Re: Evaluation & Tuning in Chess Engines

Post by Tony P. »

D Sceviour wrote: Mon Aug 24, 2020 8:37 pm Has anybody tried to use a larger PST database such as:

PST [piece][square][enemy king position]
PK once had an idea to index by both kings' locations. Afaik, he hasn't got it to work. However, later in that thread, I cited an article about a fork of a Xiangqi engine Chimo where a similar idea has worked.
D Sceviour
Posts: 570
Joined: Mon Jul 20, 2015 5:06 pm

Re: Evaluation & Tuning in Chess Engines

Post by D Sceviour »

Tony P. wrote: Sat Oct 03, 2020 9:37 pm
D Sceviour wrote: Mon Aug 24, 2020 8:37 pm Has anybody tried to use a larger PST database such as:

PST [piece][square][enemy king position]
PK once had an idea to index by both kings' locations.
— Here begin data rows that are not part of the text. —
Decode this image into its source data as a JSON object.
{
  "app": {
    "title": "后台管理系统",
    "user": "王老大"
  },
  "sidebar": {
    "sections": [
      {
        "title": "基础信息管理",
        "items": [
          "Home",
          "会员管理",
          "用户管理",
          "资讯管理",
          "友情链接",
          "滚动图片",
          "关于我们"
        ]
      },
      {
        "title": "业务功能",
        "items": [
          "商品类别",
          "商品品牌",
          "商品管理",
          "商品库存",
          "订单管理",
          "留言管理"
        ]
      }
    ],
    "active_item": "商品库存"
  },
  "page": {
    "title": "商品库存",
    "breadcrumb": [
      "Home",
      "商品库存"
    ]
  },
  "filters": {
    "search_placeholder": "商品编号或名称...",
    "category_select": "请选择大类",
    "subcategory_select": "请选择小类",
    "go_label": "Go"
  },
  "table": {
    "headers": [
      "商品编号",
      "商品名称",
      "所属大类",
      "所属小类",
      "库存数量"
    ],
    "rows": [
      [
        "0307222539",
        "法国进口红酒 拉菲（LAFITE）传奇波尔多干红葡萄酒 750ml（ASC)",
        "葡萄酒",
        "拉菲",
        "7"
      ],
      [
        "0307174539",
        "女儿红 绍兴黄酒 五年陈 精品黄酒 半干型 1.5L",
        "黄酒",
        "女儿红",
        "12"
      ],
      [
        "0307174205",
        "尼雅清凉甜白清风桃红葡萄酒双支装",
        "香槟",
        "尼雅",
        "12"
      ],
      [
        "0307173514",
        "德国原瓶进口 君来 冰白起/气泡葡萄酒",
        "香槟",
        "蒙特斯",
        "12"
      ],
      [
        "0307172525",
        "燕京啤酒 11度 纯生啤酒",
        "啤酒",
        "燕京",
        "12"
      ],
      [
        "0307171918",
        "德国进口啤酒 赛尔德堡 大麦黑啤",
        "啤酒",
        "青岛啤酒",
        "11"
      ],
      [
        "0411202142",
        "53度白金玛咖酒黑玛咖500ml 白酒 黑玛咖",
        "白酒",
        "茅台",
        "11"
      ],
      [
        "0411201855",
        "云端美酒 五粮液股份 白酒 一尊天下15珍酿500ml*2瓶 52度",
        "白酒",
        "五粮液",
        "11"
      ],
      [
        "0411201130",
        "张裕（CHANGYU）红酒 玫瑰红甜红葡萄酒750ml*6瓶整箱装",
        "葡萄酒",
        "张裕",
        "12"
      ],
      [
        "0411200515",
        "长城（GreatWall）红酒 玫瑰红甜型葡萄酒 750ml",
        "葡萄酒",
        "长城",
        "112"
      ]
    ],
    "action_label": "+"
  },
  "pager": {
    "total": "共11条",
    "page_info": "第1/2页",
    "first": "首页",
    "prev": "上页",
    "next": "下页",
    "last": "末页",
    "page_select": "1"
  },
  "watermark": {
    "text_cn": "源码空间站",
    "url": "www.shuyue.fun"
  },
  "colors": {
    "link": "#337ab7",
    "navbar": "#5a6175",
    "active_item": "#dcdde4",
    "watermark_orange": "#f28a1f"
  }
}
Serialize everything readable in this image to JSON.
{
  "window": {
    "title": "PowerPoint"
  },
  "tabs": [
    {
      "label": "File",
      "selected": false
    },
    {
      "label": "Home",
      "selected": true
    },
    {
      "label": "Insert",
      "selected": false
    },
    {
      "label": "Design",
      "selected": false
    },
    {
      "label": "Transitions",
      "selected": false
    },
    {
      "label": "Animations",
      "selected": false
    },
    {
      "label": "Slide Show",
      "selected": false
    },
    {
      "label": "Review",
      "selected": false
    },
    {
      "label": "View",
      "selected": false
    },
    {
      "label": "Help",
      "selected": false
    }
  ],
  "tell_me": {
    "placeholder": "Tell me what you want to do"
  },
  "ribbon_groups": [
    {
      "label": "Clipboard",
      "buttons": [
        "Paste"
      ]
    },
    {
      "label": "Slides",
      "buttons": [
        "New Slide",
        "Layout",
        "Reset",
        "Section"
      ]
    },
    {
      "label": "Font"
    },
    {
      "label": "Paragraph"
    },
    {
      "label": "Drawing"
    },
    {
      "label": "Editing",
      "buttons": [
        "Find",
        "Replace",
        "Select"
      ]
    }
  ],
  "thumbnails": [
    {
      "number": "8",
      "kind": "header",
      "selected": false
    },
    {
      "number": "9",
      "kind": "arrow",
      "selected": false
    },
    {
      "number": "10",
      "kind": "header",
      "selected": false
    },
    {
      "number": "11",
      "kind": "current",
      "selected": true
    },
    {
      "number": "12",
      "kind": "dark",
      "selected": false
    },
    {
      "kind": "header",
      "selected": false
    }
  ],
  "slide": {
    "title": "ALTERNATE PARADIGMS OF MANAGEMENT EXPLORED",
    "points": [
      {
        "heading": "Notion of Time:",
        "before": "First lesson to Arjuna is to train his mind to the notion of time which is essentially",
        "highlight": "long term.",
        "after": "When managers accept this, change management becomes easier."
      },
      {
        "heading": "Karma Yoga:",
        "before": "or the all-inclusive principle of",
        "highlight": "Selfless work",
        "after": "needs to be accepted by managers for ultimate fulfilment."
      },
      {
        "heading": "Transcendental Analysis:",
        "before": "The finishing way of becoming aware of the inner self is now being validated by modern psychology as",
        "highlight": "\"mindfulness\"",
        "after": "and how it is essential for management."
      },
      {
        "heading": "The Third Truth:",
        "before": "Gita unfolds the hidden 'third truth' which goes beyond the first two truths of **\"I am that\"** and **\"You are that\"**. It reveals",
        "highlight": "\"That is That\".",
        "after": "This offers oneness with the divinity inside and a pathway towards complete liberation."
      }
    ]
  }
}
Afaik, he hasn't got it to work. However, later in that thread, I cited an article about a Xiangqi engine Chimo, where a similar idea has worked.
I am still working on it, but am held up now for the want of quality training sets. I have an idea to reduce the size of the table using inverse matrix influence, but it is probably a crazy idea and will never work.
AndrewGrant
Posts: 1754
Joined: Tue Apr 19, 2016 6:08 am
Location: U.S.A
Full name: Andrew Grant

Re: Evaluation & Tuning in Chess Engines

Post by AndrewGrant »

D Sceviour wrote: Sat Oct 03, 2020 9:47 pm
Tony P. wrote: Sat Oct 03, 2020 9:37 pm
D Sceviour wrote: Mon Aug 24, 2020 8:37 pm Has anybody tried to use a larger PST database such as:

PST [piece][square][enemy king position]
PK once had an idea to index by both kings' locations. Afaik, he hasn't got it to work. However, later in that thread, I cited an article about a Xiangqi engine Chimo, where a similar idea has worked.
I am still working on it, but am held up now for the want of quality training sets. I have an idea to reduce the size of the table using inverse matrix influence, but it is probably a crazy idea and will never work.
I managed to tune an array of [0][our king sq][pawn], [1][their king sq][pawn], but it was supposed to just be a joke. 2x4096 param tables. Managed to gain +2 or +3 elo at LTC testing, but I never committed it.
#WeAreAllDraude #JusticeForDraude #RememberDraude #LeptirBigUltra
"Those who can't do, clone instead" - Eduard ( A real life friend, not this forum's Eduard )
Tony P.
Posts: 216
Joined: Sun Jan 22, 2017 8:30 pm
Location: Russia

Re: Evaluation & Tuning in Chess Engines

Post by Tony P. »

AndrewGrant wrote: Sat Oct 03, 2020 9:58 pm I managed to tune an array of [0][our king sq][pawn], [1][their king sq][pawn], but it was supposed to just be a joke.
You have a talent for making jokes with a massive strength gain potential. Please keep joking!